Les Mémoires d'Outre-Tombe

Chateaubriand

Mes joies de l'automne (livre troisième, chapitre 12)






Plan de la fiche sur Les Mémoires d'Outre-Tombe de Chateaubriand :
Introduction
Lecture du texte
Annonce des axes
Commentaire littéraire
Conclusion


Introduction

    Chateaubriand voulait tout d’abord nommer son œuvre Mémoires d’une vie mais il n’a pas voulu en faire une autobiographie de confidences. Ce passage des Mémoires d'outre-tombe se rattache à la période de son adolescence et il est basé sur le rapport entre ses émotions et l’aspect de la nature qui, pour l’auteur, est une invitation à méditer.


Lecture du texte

Mes joies de l’automne


    Plus la saison était triste, plus elle était en rapport avec moi : le temps des frimas, en rendant les communications moins faciles, isole les habitants des campagnes : on se sent mieux à l'abri des hommes.

    Un caractère moral s'attache aux scènes de l'automne : ces feuilles qui tombent comme nos ans, ces fleurs qui se fanent comme nos heures, ces nuages qui fuient comme nos illusions, cette lumière qui s'affaiblit comme notre intelligence, ce soleil qui se refroidit comme nos amours, ces fleuves qui se glacent comme notre vie, ont des rapports secrets avec nos destinées.
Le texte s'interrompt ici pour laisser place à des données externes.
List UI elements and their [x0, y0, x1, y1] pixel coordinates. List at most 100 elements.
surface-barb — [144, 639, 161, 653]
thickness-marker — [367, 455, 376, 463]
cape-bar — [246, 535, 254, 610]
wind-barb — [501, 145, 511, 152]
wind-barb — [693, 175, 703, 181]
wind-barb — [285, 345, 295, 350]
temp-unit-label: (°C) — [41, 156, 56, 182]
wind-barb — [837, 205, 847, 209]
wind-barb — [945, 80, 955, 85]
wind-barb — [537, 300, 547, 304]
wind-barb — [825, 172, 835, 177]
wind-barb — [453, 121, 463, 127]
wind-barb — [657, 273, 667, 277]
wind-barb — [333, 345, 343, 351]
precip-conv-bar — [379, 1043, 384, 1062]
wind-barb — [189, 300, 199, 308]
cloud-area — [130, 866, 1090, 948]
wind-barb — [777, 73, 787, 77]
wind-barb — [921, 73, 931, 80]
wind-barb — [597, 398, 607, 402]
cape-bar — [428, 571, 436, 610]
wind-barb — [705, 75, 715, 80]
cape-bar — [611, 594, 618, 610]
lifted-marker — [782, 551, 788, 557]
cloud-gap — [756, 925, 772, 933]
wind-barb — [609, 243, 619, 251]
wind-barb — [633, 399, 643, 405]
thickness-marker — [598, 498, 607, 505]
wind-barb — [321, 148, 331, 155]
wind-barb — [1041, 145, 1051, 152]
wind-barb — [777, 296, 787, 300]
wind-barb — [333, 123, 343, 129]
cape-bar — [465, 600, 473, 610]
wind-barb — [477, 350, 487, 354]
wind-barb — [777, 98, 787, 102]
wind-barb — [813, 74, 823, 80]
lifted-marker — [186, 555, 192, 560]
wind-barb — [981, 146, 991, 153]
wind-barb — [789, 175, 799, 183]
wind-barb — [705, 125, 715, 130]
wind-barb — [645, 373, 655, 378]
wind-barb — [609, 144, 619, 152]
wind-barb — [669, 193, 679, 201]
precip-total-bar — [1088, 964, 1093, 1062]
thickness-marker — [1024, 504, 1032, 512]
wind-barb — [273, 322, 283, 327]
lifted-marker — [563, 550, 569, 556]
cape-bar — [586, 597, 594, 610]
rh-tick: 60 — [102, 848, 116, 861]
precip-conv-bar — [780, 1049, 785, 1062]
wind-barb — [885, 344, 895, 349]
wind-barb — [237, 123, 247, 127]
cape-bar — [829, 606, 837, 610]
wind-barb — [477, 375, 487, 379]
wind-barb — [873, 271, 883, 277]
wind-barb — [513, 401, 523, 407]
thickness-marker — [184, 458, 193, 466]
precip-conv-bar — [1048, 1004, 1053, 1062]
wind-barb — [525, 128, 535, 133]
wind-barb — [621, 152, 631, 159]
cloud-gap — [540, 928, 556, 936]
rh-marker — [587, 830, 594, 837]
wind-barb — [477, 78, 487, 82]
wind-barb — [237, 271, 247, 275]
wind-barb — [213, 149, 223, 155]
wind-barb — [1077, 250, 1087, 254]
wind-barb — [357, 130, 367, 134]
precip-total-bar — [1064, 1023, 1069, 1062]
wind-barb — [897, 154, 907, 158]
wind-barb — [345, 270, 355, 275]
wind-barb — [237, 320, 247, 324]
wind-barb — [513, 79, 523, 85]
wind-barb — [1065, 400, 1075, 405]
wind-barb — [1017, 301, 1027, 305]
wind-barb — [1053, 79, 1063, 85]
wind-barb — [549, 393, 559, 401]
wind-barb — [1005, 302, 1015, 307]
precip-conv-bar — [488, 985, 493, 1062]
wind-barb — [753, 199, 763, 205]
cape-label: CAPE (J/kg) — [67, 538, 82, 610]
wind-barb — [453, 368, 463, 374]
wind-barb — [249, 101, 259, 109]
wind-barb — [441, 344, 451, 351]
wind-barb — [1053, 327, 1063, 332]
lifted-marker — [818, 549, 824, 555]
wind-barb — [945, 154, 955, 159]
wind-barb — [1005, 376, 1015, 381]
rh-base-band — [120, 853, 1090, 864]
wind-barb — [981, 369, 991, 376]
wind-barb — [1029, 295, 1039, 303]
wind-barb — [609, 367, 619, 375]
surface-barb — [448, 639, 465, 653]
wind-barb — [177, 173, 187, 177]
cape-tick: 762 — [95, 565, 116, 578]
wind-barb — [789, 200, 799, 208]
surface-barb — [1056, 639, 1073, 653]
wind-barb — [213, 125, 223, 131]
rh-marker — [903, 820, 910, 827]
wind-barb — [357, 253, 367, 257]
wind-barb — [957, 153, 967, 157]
    Je voyais avec un plaisir indicible le retour de la saison des tempêtes, le passage des cygnes et des ramiers, le rassemblement des corneilles dans la prairie de l'étang, et leur perchée à l'entrée de la nuit sur les plus hauts chênes du grand Mail. Lorsque le soir élevait une vapeur bleuâtre au carrefour des forêts, que les complaintes ou les lais du vent gémissaient dans les mousses flétries, j'entrais en pleine possession des sympathies de ma nature. Rencontrais-je quelque laboureur au bout d'un guéret ? je m'arrêtais pour regarder cet homme germé à l'ombre des épis parmi lesquels il devait être moissonné, et qui retournant la terre de sa tombe avec le soc de la charrue, mêlait ses sueurs brûlantes aux pluies glacées de l'automne : le sillon qu'il creusait était le monument destiné à lui survivre. Que faisait à cela mon élégante démone ? Par sa magie, elle me transportait au bord du Nil, me montrait la pyramide égyptienne noyée dans le sable, comme un jour le sillon armoricain caché sous la bruyère : je m'applaudissais d'avoir placé les fables de ma félicité hors du cercle des réalités humaines.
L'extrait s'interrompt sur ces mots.